Grant or Award spanning more than one fiscal year. (2017-2018 to 2022-2023)

Hydrogen is ubiquitous in metals, it enters during production and from corrosion during service. Hydrogen causes embrittlement, hardening and internal damage. Hydrogen can reduce fracture toughness and, in some metals, hydrogen can precipitate forming brittle hydrides that crack under load. The process is called Delayed Hydride Cracking (DHC) and it is a particular problem for zirconium alloys that are used in chemical and nuclear plants as pressure boundaries. The consequence of cracking under pressure can be violent release of high temperature steam. Failure of zirconium alloys used to contain nuclear fuel could mean release of radioactivity during reactor operation and later when the spent fuel is in long-term storage. Currently, safe operation with zirconium alloys is ensured by placing very conservative limits on operating conditions.
In spite of decades of research there is still much to learn about hydrogen in zirconium. Recently, the applicant’s research group has reported hydrides in zirconium dissolving when cooled, and precipitating when heated, which is truly bizarre. We expect the opposite to happen: things dissolve when heated and precipitate when cooled. These observations are unprecedented, and so is the explanation being developed. This bizarre behavior only happens over a small temperature range, but it happens at the temperatures where reactors and chemical plants operate. The implications for how properties of zirconium change with hydrogen ingress are beginning to show: hydrogen diffusion changes, and delayed hydride cracking occurs at temperatures where you do not expect hydrides to form.
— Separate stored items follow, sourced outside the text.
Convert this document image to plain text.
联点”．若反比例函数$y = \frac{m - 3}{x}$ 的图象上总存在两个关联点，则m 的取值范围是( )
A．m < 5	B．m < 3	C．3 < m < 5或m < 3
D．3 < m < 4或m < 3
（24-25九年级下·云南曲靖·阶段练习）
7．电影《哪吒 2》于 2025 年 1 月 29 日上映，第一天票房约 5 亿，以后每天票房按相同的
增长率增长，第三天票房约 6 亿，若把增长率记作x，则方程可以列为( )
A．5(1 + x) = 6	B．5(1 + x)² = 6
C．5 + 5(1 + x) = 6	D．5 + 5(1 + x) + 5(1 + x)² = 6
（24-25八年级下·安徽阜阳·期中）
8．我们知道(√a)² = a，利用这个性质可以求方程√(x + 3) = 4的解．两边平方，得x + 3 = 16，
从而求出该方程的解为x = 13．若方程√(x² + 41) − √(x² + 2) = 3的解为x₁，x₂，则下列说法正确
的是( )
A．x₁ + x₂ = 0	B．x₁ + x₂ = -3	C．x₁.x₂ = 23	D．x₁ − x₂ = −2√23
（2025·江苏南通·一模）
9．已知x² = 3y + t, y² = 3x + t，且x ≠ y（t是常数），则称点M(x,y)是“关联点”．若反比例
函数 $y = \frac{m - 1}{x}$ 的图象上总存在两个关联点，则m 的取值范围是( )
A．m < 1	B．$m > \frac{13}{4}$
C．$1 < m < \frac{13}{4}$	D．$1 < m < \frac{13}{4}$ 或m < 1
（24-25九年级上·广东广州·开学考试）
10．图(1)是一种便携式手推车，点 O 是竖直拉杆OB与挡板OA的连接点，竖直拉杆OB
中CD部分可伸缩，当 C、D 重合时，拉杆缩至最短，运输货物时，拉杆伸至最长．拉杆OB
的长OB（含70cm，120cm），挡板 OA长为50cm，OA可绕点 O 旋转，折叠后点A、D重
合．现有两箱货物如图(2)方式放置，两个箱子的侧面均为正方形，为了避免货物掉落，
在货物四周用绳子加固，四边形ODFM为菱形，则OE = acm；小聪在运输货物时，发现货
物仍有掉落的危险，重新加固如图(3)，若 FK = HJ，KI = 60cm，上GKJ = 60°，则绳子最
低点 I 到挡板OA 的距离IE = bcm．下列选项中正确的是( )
Models of DHC have been developing since the mid-70s. In the last 10 years these models have been critically questioned. The applicant’s research group have introduced a new model for DHC that has successfully been used to predict a broad spectrum of experimental results; this is unprecedented and exciting, and incorporates a better understanding of the underlying physics. A reliable robust physical model of DHC will lead to better predictions of failures of zirconium components and, thus, improved safety for chemical plants, nuclear reactors and spent nuclear fuel in long-term storage.
A new understanding is emerging of how hydrogen and hydrides behave in metals, and in zirconium alloys in particular. The goal of this proposal is to have fun with a group of talented students systematically exploring the implications of this new understanding, and taking it to a higher level.